The Research Paper Graphic Organizer. Digital image. Advanced Essay Writing, n.d. Web. 17 Aug. 2013. <>.

Paragraph Organizer

Pursuasive and Convincing Words

How do I persuade someone that my thesis and ideas are valid?

1.  Make sure your opinion is supported by well-researched facts.  Use ideas from experts to validate your opinion. 

2.  Convince your readers that your opinion is valid but, you don't want them to feel lectured at, critcized or insulted if they disagree with your ideas.  Explain your point of view, but allow your reader the freedom to make up their own minds as to whether they agree with you based on the evidence you presented.

3.  Look at the issue from various viewpoints.  Acknowledge the opposing viewpoint and present information to support your viewpoint.  Making a Pro/Con list will help you structure your ideas.

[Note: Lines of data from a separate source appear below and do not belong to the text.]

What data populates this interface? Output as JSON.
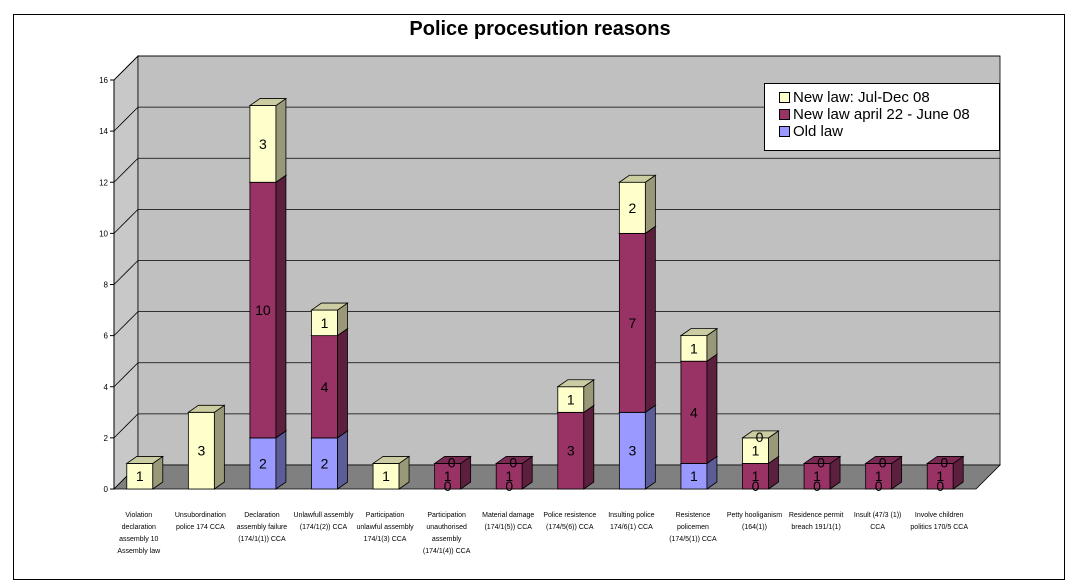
{
  "chart_data": {
    "type": "bar",
    "stacked": true,
    "three_d": true,
    "title": "Police procesution reasons",
    "xlabel": "",
    "ylabel": "",
    "ylim": [
      0,
      16
    ],
    "yticks": [
      0,
      2,
      4,
      6,
      8,
      10,
      12,
      14,
      16
    ],
    "grid": true,
    "legend_position": "top-right",
    "categories": [
      [
        "Violation",
        "declaration",
        "assembly 10",
        "Assembly law"
      ],
      [
        "Unsubordination",
        "police 174 CCA"
      ],
      [
        "Declaration",
        "assembly failure",
        "(174/1(1)) CCA"
      ],
      [
        "Unlawfull assembly",
        "(174/1(2)) CCA"
      ],
      [
        "Participation",
        "unlawful assembly",
        "174/1(3) CCA"
      ],
      [
        "Participation",
        "unauthorised",
        "assembly",
        "(174/1(4)) CCA"
      ],
      [
        "Material damage",
        "(174/1(5)) CCA"
      ],
      [
        "Police resistence",
        "(174/5(6)) CCA"
      ],
      [
        "Insulting police",
        "174/6(1) CCA"
      ],
      [
        "Resistence",
        "policemen",
        "(174/5(1)) CCA"
      ],
      [
        "Petty hooliganism",
        "(164(1))"
      ],
      [
        "Residence permit",
        "breach 191/1(1)"
      ],
      [
        "Insult (47/3 (1))",
        "CCA"
      ],
      [
        "Involve children",
        "politics 170/5 CCA"
      ]
    ],
    "series": [
      {
        "name": "Old law",
        "color": "#9999ff",
        "values": [
          0,
          0,
          2,
          2,
          0,
          0,
          0,
          0,
          3,
          1,
          0,
          0,
          0,
          0
        ],
        "labels": [
          "",
          "",
          "2",
          "2",
          "",
          "",
          "",
          "0",
          "3",
          "1",
          "",
          "",
          "",
          ""
        ]
      },
      {
        "name": "New law april 22 - June 08",
        "color": "#993366",
        "values": [
          0,
          0,
          10,
          4,
          0,
          1,
          1,
          3,
          7,
          4,
          1,
          1,
          1,
          1
        ],
        "labels": [
          "",
          "",
          "10",
          "4",
          "",
          "1",
          "1",
          "3",
          "7",
          "4",
          "1",
          "1",
          "1",
          "1"
        ]
      },
      {
        "name": "New law: Jul-Dec 08",
        "color": "#ffffcc",
        "values": [
          1,
          3,
          3,
          1,
          1,
          0,
          0,
          1,
          2,
          1,
          1,
          0,
          0,
          0
        ],
        "labels": [
          "1",
          "3",
          "3",
          "1",
          "1",
          "",
          "",
          "1",
          "2",
          "1",
          "1",
          "",
          "",
          ""
        ]
      }
    ],
    "extra_zero_labels": [
      5,
      6,
      10,
      11,
      12,
      13
    ]
  }
}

4.  Use signalling words.  These transition words help make your argument clearer, stronger and more interesting.  Here are some examples:

Chronological - words about the order of things

  • First, second, third
  • Next
  • Then
  • After
  • Following

Cause and Effect - words about things which make other things happen

  • So
  • Therefore
  • Hence
  • Consequently
  • Due to
  • Thus

Using an Example - words to show what a thing is

  • One such
  • Another
  • For instance
  • For example

Addition - words that add more information

  • Similarly
  • Additionally
  • Another
  • Also
  • Moreover

Opposition - words that signal a conflict or problem

  • But, though, however
  • On the other hand
  • Conversely
  • Yet
  • Nonetheless, nevertheless

Writing Hints

The Title

  • The title should give the reader some inkling of what the paper is about
  • Make the title catchy.

Create Flow

  • Make sure your arguments are organized in a logical order.
  • Provide proper transitions between paragraphs.  Use "signpost" words like "secondly," "another reason," "furthermore," or "on the other hand."  If these transitions are difficult to write, perhaps you need to work on the order of your paragraphs (and your thoughts).  In other words, revise!
  • Use parallel structure, or format each part in a series in the same way.  Instead of writing "she liked to play soccer, drawing, and when she went to watch tennis," write "she liked to play soccer, to draw pictures, and to watch tennis."

Word Choices

  • Avoid ambiguous words like "stuff" or "thing" or "whatever"
  • Make sure all pronouns (he, she, it, they) have clear antecedents (the word or words replaced  by the pronoun).  In other words, make it clear what "it" is or who "they" are.  
  • Words like "this" and "that" should not stand alone, as in "This is good."  Always follow "this" or "that" with a noun, as in "This plan..." "This law..." "That idea...."
  • Write in the third person
  • Do not use "I," "we" or "you."Use formal language.  Avoid slang or conversational language.  Don't say "the U.S. blew it," "Bill Clinton wimped out," or "I mean, are you kidding??"

Verb Tenses

  • Use the simple past tense or simple present tense
  • Be consistent with your verb tenses.
  • Use active voice, not passive voice.  For example: Better to say "President Clinton signed the bill" (active voice) than "the bill was signed by President Clinton" (passive voice). 


  • Introduce the speaker of quotes in your text.
    • Examples: Attorney General Janet Reno said, "Mistakes were made," or Newsweek columnist, Joe Klein, said, "The campaign will run down to the wire." 
  • Identify all people who might not be known to the average reader such as, "Secretary of State Madeline Albright" or "Newsweek columnist, George Will."


  • When using proper names, state the full name of the person the first time you use it:
    • For example, "President Bill Clinton" or "Bill Clinton," not just "Clinton" (certainly not "Bill"). 
  • After the first mention of someone use their last name only


  • print out your essay
  • read through your whole text out loud (you may feel silly doing this, but it works so get over it)
  • write changes and corrections 
  • do not rely on spell checker or grammar checker exclusively·  

Multiple Drafts

Your essay gets better with every draft so work on it may times over the course of many days.  You need to be able to look at it with fresh eyes so you need a new day to do this!

Hint:  If you try to do write your essay all in one night you will get tired and your writing will not be as good.